The advent of quantum mechanics completely changed our worldview: not only have our concepts of matter and space-time been deeply affected by the theory, but it has raised a great number of epistemological and methodological issues that contributed to shape the philosophical discussion of the twentieth century. This course aims to provide an elementary -but rigorous- introduction to the conceptual difficulties besetting quantum theory. Our goal is to answer the question: what would the world be like, if the theory were true? As we will see, there are many answers to this question, all of them involving important revisions in our concept of nature.

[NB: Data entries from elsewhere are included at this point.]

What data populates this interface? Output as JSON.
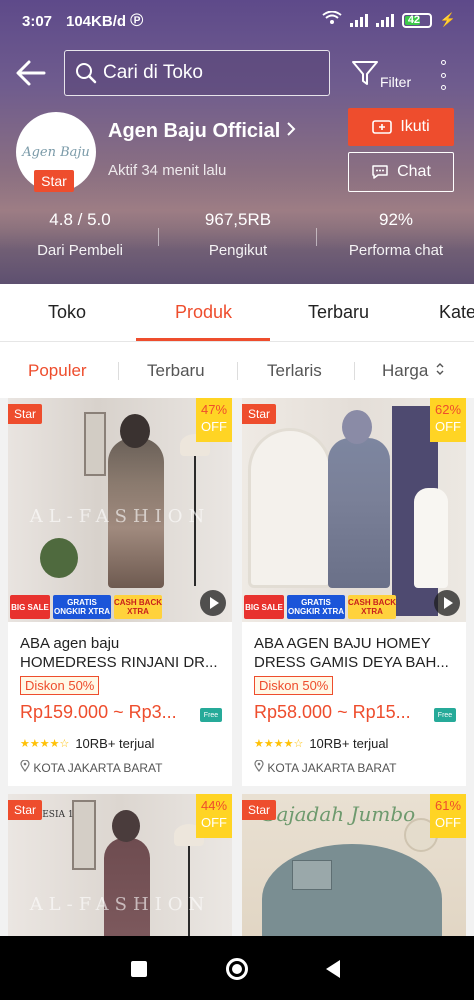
{
  "status_bar": {
    "time": "3:07",
    "speed": "104KB/d",
    "battery": "42"
  },
  "header": {
    "search_placeholder": "Cari di Toko",
    "filter_label": "Filter",
    "logo_text": "Agen Baju",
    "shop_badge": "Star",
    "shop_name": "Agen Baju Official",
    "active_status": "Aktif 34 menit lalu",
    "follow_label": "Ikuti",
    "chat_label": "Chat",
    "stats": [
      {
        "value": "4.8 / 5.0",
        "label": "Dari Pembeli"
      },
      {
        "value": "967,5RB",
        "label": "Pengikut"
      },
      {
        "value": "92%",
        "label": "Performa chat"
      }
    ]
  },
  "tabs": [
    "Toko",
    "Produk",
    "Terbaru",
    "Kate"
  ],
  "active_tab": "Produk",
  "sort": {
    "items": [
      "Populer",
      "Terbaru",
      "Terlaris",
      "Harga"
    ],
    "active": "Populer"
  },
  "products": [
    {
      "badge": "Star",
      "discount_pct": "47%",
      "discount_off": "OFF",
      "watermark": "AL-FASHION",
      "promo": [
        "BIG SALE",
        "GRATIS ONGKIR XTRA",
        "CASH BACK XTRA"
      ],
      "name_line1": "ABA agen baju",
      "name_line2": "HOMEDRESS RINJANI DR...",
      "diskon": "Diskon 50%",
      "price": "Rp159.000 ~ Rp3...",
      "free_label": "Free",
      "sold": "10RB+ terjual",
      "location": "KOTA JAKARTA BARAT",
      "rating": 4.5
    },
    {
      "badge": "Star",
      "discount_pct": "62%",
      "discount_off": "OFF",
      "watermark": "",
      "promo": [
        "BIG SALE",
        "GRATIS ONGKIR XTRA",
        "CASH BACK XTRA"
      ],
      "name_line1": "ABA AGEN BAJU HOMEY",
      "name_line2": "DRESS GAMIS DEYA BAH...",
      "diskon": "Diskon 50%",
      "price": "Rp58.000 ~ Rp15...",
      "free_label": "Free",
      "sold": "10RB+ terjual",
      "location": "KOTA JAKARTA BARAT",
      "rating": 4.5
    },
    {
      "badge": "Star",
      "discount_pct": "44%",
      "discount_off": "OFF",
      "watermark": "AL-FASHION",
      "tag_text": "FLESIA 1"
    },
    {
      "badge": "Star",
      "discount_pct": "61%",
      "discount_off": "OFF",
      "watermark": "Sajadah Jumbo"
    }
  ],
  "colors": {
    "accent": "#ee4d2d",
    "discount_yellow": "#ffd424",
    "freeship": "#26aa99"
  }
}
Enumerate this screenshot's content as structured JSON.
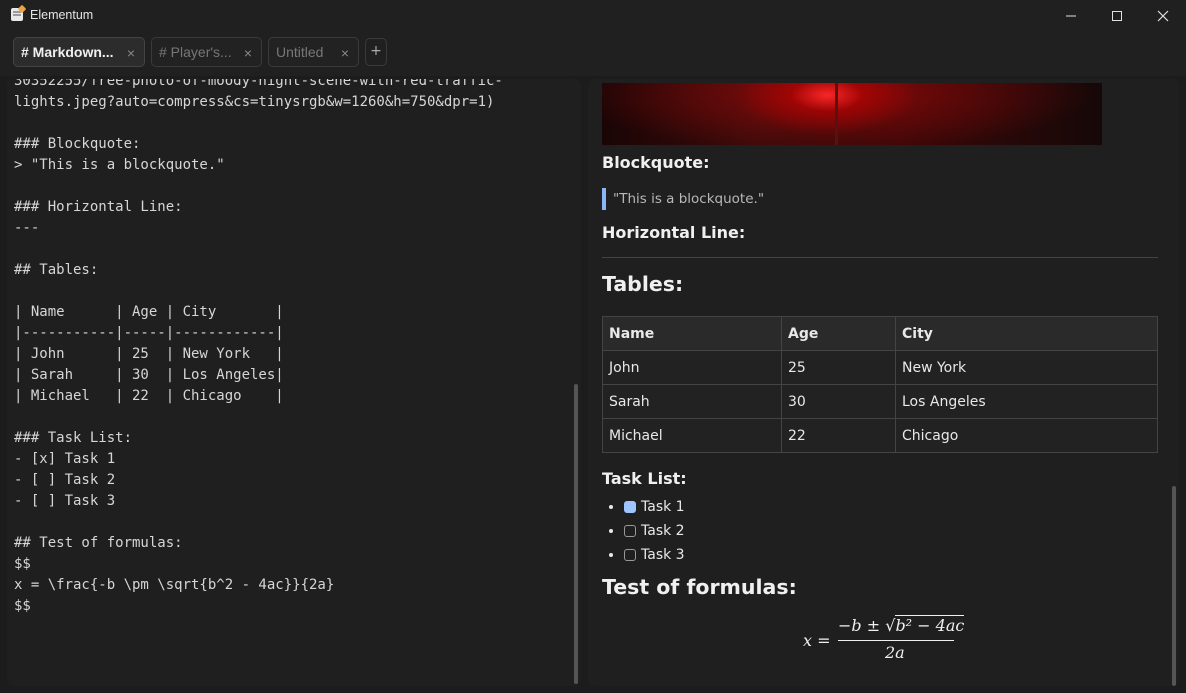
{
  "window": {
    "title": "Elementum"
  },
  "tabs": [
    {
      "label": "# Markdown...",
      "active": true
    },
    {
      "label": "# Player's...",
      "active": false
    },
    {
      "label": "Untitled",
      "active": false
    }
  ],
  "new_tab_label": "+",
  "editor": {
    "lines": [
      "30352255/free-photo-of-moody-night-scene-with-red-traffic-",
      "lights.jpeg?auto=compress&cs=tinysrgb&w=1260&h=750&dpr=1)",
      "",
      "### Blockquote:",
      "> \"This is a blockquote.\"",
      "",
      "### Horizontal Line:",
      "---",
      "",
      "## Tables:",
      "",
      "| Name      | Age | City       |",
      "|-----------|-----|------------|",
      "| John      | 25  | New York   |",
      "| Sarah     | 30  | Los Angeles|",
      "| Michael   | 22  | Chicago    |",
      "",
      "### Task List:",
      "- [x] Task 1",
      "- [ ] Task 2",
      "- [ ] Task 3",
      "",
      "## Test of formulas:",
      "$$",
      "x = \\frac{-b \\pm \\sqrt{b^2 - 4ac}}{2a}",
      "$$"
    ]
  },
  "preview": {
    "blockquote_heading": "Blockquote:",
    "blockquote_text": "\"This is a blockquote.\"",
    "hr_heading": "Horizontal Line:",
    "tables_heading": "Tables:",
    "table": {
      "headers": [
        "Name",
        "Age",
        "City"
      ],
      "rows": [
        [
          "John",
          "25",
          "New York"
        ],
        [
          "Sarah",
          "30",
          "Los Angeles"
        ],
        [
          "Michael",
          "22",
          "Chicago"
        ]
      ]
    },
    "tasks_heading": "Task List:",
    "tasks": [
      {
        "label": "Task 1",
        "checked": true
      },
      {
        "label": "Task 2",
        "checked": false
      },
      {
        "label": "Task 3",
        "checked": false
      }
    ],
    "formulas_heading": "Test of formulas:",
    "formula": {
      "lhs": "x =",
      "numerator_prefix": "−b ± ",
      "radicand": "b² − 4ac",
      "denominator": "2a"
    }
  },
  "colors": {
    "accent": "#8ab4f8",
    "checkbox_checked": "#9ec5ff",
    "image_red": "#ff2020"
  }
}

No special mathematics or physics knowledge is presupposed, beyond high-school level mathematics.

Structure and Contents

  1. Introduction to some quantum phenomena
  2. Structure and interpretation of classical mechanics.
  3. Introduction to the formalism of quantum mechanics.
  4. Why quantum mechanics needs an interpretation: the measurement problem.
  5. Interpretations of quantum mechanics I: Collapse theories.
  6. Interpretations of quantum mechanics II: De Broglie-Bohm theory.
  7. Interpretations of quantum mechanics III: Many worlds and other no collapse interpretations.
  8. Space and time meet the quantum: the problem(s) of quantum gravity. 

Methodology

Class will be organized as lectures with time for discussion and practice with some exercises.  In most weeks students will be given a homework assignment, due the following class, intended to complement the lectures and solidify understanding of the basic concepts. Students will also be expected to attend and participate in class discussions, and complete two tests during the course.

Evaluation

 Assessment

Homeworks: 20%

Class participation: 20%

Writting exam: 60%

 

Learning outcomes:

  • Students should be conversant with the fundamental concepts and laws of quantum mechanics.
  • Students should be acquainted with the most important interpretations of quantum theory being able to assess their relative merits.
  • Students should be able to critically understand central texts in the philosophy of physics. 
  • Students should be able to communicate their knowledge and their arguments in a clear and articulate way. 
  • Students should be able to work both independently and in a team in an international environment. 
  • Students should be able to identify fallacies and methodological errors in reasoning.
  • Students should be able to critically engage with the concepts and methods of contemporary philosophy of physics.
  • Students should be able to identify and critically engage with the current state of a particular philosophical debate, and form a reasoned view, even if provisional, about it.

Bibliography

  • Albert, D., 1994, Quantum Mechanics and Experience, Cambridge, MA: Harvard University Press.
  • Barrett, J. A., 1999, The Quantum Mechanics of Minds and Worlds, Oxford: Oxford University Press.
  • Lewis, P.J., 2016, Quantum Ontology: A Guide to the Metaphysics of Quantum Mechanics. Oxford University Press.
  • Maudlin, T. (2017). Philosophy of Physics: Matter. Princeton University Press (forthcoming).
  • Saunders, S., Barrett, J., Kent, A., and D. Wallace, 2010. Many Worlds?: Everett, Quantum Theory, Reality. Oxford University Press.